Current staffing levels, expertise, and resources available at EPA, FDA, USDA and other federal agencies may not be sufficient to address the expected scope and scale of future biotechnology products, the report says. It notes that it will be critical that the agencies involved in biotech regulation develop and maintain scientific capabilities, tools and expertise in key evolving areas. It cites such examples as understanding relationships between intended genetic changes and an organism’s observable traits, the unintended effects of genetic changes on target and non-target organisms, predicting and monitoring ecosystem responses, and quantifying the economic and social costs and benefits of various biotechnologies.
To respond to the expected increase and diversity of products, the NAS report urges federal agencies to develop risk-analysis approaches tailored to the familiarity of products and the complexity of their uses. For biotechnology products that are similar to products already in use, the report states, established risk-analysis methods can be applied or modified and a more expedited review process used. For products that have less-familiar characteristics or more complex risk pathways, the report states, new risk-analysis methods may need to be developed. Regulatory agencies should “build their capacity” to rapidly determine the type of risk-analysis approaches most appropriate for new products entering the regulatory system, the report says.

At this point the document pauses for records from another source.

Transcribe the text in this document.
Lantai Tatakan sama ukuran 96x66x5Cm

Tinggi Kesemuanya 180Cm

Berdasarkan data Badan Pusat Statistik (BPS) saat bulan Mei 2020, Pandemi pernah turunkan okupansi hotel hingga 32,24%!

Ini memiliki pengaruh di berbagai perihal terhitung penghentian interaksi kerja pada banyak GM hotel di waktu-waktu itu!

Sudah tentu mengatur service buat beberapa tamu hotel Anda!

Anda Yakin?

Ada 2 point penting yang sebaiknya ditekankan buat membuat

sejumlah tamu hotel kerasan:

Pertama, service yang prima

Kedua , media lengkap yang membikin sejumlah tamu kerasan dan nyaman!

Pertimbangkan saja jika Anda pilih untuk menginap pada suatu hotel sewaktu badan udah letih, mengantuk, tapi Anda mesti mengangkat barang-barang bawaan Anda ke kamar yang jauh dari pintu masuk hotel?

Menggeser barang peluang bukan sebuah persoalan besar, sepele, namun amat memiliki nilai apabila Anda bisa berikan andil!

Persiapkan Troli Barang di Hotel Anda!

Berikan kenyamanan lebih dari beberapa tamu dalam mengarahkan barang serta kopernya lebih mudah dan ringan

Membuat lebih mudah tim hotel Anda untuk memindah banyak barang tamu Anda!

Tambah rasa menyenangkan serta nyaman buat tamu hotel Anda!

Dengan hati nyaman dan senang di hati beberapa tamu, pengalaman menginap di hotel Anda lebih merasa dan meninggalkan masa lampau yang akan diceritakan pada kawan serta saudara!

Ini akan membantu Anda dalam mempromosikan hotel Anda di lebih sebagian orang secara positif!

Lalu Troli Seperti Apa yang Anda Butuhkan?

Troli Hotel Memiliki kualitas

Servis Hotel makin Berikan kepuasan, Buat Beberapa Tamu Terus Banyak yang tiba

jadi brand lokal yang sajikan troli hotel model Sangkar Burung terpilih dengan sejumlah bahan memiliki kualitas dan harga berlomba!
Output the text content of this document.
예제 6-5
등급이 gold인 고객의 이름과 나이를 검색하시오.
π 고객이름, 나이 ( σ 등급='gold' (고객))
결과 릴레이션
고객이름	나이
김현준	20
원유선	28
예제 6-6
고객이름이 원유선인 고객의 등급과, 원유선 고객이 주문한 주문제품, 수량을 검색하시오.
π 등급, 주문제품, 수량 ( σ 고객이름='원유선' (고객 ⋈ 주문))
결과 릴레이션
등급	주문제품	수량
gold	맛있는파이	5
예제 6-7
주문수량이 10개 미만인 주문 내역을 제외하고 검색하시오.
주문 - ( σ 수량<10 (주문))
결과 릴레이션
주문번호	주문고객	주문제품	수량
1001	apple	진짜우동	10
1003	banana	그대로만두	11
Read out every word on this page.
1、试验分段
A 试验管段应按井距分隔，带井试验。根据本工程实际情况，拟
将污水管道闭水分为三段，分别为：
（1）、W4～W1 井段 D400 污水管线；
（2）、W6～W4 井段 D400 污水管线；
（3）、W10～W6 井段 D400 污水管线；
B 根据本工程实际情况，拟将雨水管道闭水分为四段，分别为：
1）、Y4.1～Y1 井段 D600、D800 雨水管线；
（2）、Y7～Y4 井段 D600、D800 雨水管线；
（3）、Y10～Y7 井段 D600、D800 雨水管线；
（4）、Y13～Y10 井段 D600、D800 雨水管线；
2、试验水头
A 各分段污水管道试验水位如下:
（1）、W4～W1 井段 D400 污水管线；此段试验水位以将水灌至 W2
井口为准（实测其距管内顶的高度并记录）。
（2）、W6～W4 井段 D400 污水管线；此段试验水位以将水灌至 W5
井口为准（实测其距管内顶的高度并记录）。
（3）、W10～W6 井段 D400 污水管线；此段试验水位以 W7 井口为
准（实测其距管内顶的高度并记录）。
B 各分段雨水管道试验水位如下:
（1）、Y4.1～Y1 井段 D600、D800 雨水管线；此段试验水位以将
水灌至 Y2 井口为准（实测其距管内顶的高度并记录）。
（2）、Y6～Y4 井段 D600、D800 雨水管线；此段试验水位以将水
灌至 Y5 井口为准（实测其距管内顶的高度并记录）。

The NAS study recommends that EPA, FDA and USDA identify products that could serve as pilot projects to develop new approaches to assess risks and benefits, and to inform regulatory decisions. It advises that such pilot projects also could be used by the agencies to evaluate future products as they move from laboratory scale, to field- or prototype-scale, to full-scale operation.
One challenge regulators will face is finding jurisdiction under existing statutes to regulate the diverse range of anticipated biotech products, the report says. Even when statutes do allow agencies to regulate products, the current laws may not equip regulators adequately with the tools to regulate the products effectively, the report says. For example, existing laws may not empower regulators to require product sponsors to share in the burden of generating information about product safety, thereby placing the burden of proof on regulators to demonstrate that a product is unsafe before they can take action. This finding, the report says, implies that adequate federal support for research will be crucial to protect consumer and occupational safety, as well as the environment.
The U.S. regulatory system will need to achieve a balance among competing interests, risks, and benefits when considering how to manage development and use of new biotech products, the report notes. In addition, it says more research may be needed to develop methods for governance systems that integrate ethical, cultural, and social implications into risk assessments in meaningful ways. The report states this may not be feasible nor justified for all new biotechnology products – such as those with which there is already familiarity or products that will not be released into the environment.
The report concludes that the federal government should develop a strategy that “scans the horizon for new biotechnology products, identifying and prioritizing those products that are less familiar or that present a need for more complex risk analysis.” The federal government also should work to establish appropriate federal funding levels for sustained, multiyear research to develop the necessary advances in regulatory science.